5.4. Tussen partijen is in geschil of er met betrekking tot de nazorg fysiotherapie is aangeboden. Dienaangaande acht het college van de zijde van beklaagde voldoende aannemelijk gemaakt dat fysiotherapie standaard onderdeel uitmaakt van het revalidatietraject en dat aan de praktijk ook een fysiotherapeut is verbonden. Beklaagde heeft gesteld dat er ook in dit geval een eerste afspraak bij die fysiotherapeut was ingepland, die echter geen doorgang heeft gevonden omdat op dat moment sprake bleek van een complicatie (lysis van de linkerheupkop). Klager heeft echter stellig betwist dat met hem een dergelijke afspraak is gemaakt en stelt dat er door beklaagde in het geheel niet over fysiotherapie is gesproken. Gelet op de tegenstrijdige lezingen en bij gebreke van toereikend bewijs aan beide zijden, kunnen de feiten op dit punt door het college niet worden vastgesteld, zodat de klacht ook op dit punt zal worden afgewezen. Overigens wordt door het college niet uitgesloten dat in deze mogelijk sprake is geweest van een miscommunicatie vanuit de praktijk, waar beklaagde persoonlijk niet debet aan is geweest of verantwoordelijk voor kan worden gehouden. Terzijde geldt dat beklaagde in ieder geval heeft geadviseerd de hond dagelijks 10 tot 20 keer aangelijnd korte stukjes te laten wandelen en dat hij daarmee heeft uitgedragen dat beweging en mobiliteit essentieel waren voor het herstelproces.

5.5. Voor het college staat wel vast dat de verslaglegging, met name ten aanzien van de tussen partijen gevoerde (telefoon)gesprekken, de beweerdelijke afspraak bij de fysiotherapeut en de controleconsulten, uitgebreider en beter had gekund en gemoeten, zoals ook door beklaagde ter zitting is erkend. In deze wordt beklaagde aanbevolen om voor de toekomst verbeteringen met betrekking tot de administratie door te voeren.

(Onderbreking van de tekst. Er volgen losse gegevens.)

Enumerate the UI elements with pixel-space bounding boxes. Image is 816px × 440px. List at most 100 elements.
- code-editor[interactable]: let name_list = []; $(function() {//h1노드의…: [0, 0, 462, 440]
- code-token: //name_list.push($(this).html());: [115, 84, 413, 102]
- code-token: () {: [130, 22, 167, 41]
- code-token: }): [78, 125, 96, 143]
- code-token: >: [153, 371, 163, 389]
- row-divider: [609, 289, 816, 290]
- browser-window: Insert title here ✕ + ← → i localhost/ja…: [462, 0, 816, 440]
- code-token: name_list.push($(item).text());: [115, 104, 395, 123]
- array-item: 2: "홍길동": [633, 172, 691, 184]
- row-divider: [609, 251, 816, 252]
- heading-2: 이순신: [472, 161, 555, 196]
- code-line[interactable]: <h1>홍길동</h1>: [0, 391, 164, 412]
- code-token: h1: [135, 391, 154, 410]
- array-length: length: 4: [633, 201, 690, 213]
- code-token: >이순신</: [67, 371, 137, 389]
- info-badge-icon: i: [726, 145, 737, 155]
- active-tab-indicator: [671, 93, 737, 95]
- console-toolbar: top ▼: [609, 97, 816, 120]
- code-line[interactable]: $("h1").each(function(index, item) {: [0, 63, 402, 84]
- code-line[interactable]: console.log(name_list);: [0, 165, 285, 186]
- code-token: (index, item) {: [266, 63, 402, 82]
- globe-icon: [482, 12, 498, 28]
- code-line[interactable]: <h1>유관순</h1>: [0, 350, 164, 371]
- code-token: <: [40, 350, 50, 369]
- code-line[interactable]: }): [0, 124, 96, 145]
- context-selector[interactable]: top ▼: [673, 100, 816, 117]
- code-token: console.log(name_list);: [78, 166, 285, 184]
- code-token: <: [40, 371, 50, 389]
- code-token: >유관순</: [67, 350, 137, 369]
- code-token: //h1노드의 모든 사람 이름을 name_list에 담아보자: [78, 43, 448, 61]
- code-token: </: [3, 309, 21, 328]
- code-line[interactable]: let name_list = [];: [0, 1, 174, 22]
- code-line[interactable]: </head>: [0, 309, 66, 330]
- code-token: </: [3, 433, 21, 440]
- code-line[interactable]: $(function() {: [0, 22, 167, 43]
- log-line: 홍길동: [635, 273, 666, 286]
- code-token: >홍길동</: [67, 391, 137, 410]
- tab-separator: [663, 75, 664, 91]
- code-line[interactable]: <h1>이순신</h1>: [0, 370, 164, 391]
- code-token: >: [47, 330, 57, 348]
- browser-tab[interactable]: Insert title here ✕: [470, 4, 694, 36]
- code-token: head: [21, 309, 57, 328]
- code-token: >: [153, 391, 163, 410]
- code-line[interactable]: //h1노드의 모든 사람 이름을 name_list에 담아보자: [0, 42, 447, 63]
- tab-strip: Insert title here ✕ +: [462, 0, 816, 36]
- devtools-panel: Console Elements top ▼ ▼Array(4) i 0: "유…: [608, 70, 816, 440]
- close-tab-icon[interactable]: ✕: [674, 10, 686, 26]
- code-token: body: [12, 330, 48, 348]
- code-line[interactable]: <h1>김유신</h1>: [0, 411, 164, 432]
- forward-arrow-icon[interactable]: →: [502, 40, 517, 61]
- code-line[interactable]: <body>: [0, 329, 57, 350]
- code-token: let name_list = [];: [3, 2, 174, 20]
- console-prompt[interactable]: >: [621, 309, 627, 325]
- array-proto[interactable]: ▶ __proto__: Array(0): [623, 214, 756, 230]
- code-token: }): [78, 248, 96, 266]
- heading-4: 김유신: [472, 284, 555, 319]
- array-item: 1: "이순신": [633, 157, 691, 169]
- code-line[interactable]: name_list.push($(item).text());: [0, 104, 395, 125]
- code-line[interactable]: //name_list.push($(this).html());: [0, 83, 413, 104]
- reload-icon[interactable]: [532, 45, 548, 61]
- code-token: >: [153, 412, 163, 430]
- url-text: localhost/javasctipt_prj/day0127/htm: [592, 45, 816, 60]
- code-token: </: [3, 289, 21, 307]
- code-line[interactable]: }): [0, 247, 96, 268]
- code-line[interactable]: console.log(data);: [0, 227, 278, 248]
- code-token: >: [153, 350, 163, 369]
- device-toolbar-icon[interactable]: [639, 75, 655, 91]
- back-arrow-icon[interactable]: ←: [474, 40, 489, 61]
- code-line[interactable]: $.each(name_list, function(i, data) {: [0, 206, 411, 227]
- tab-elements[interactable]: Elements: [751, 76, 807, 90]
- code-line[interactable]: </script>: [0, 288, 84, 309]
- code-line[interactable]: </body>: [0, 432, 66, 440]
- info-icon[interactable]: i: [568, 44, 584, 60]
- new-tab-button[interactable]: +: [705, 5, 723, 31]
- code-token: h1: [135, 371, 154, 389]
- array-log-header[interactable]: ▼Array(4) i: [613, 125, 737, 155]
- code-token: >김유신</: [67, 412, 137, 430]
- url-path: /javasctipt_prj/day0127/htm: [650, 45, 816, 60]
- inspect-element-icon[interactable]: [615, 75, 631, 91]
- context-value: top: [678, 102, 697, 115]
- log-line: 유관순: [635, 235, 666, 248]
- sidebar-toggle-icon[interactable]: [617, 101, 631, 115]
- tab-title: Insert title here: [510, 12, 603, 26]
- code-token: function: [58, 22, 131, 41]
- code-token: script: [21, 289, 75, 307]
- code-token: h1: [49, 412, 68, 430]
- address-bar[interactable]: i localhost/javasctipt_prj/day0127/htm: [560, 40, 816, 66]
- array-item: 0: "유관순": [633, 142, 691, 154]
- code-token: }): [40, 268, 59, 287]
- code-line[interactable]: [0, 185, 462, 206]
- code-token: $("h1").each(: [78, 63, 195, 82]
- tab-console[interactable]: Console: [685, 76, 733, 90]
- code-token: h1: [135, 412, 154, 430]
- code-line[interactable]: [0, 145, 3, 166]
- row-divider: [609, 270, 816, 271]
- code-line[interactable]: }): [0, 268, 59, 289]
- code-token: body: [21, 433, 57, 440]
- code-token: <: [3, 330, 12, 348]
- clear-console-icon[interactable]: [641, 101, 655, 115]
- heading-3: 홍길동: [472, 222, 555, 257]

5.6. Het geheel overziend begrijpt het college dat de gang van zaken voor klager teleurstellend moet zijn geweest. Voor het college is echter niet vast komen staan dat beklaagde met betrekking tot de hem gemaakte verwijten zodanig nalatig heeft gehandeld, dat het opleggen van een tuchtmaatregel geboden zou zijn. De klacht wordt derhalve ongegrond verklaard.

6. DE BESLISSING   

Het college:

verklaart de klacht ongegrond.

Aldus vastgesteld te ’s-Gravenhage door mr. G.J. van Muijen, voorzitter, en door de leden drs. B.J.A. Langhorst-Mak, drs. M. Lockhorst, drs. J.A.M. van Gils en drs. G.P. Hofland, in tegenwoordigheid van mr. J.B.M. Keijzers, secretaris.

Uitgesproken in het openbaar op 2 september 2016 door mr. G.J. van Muijen, in tegenwoordigheid van mr. J.B.M. Keijzers, secretaris.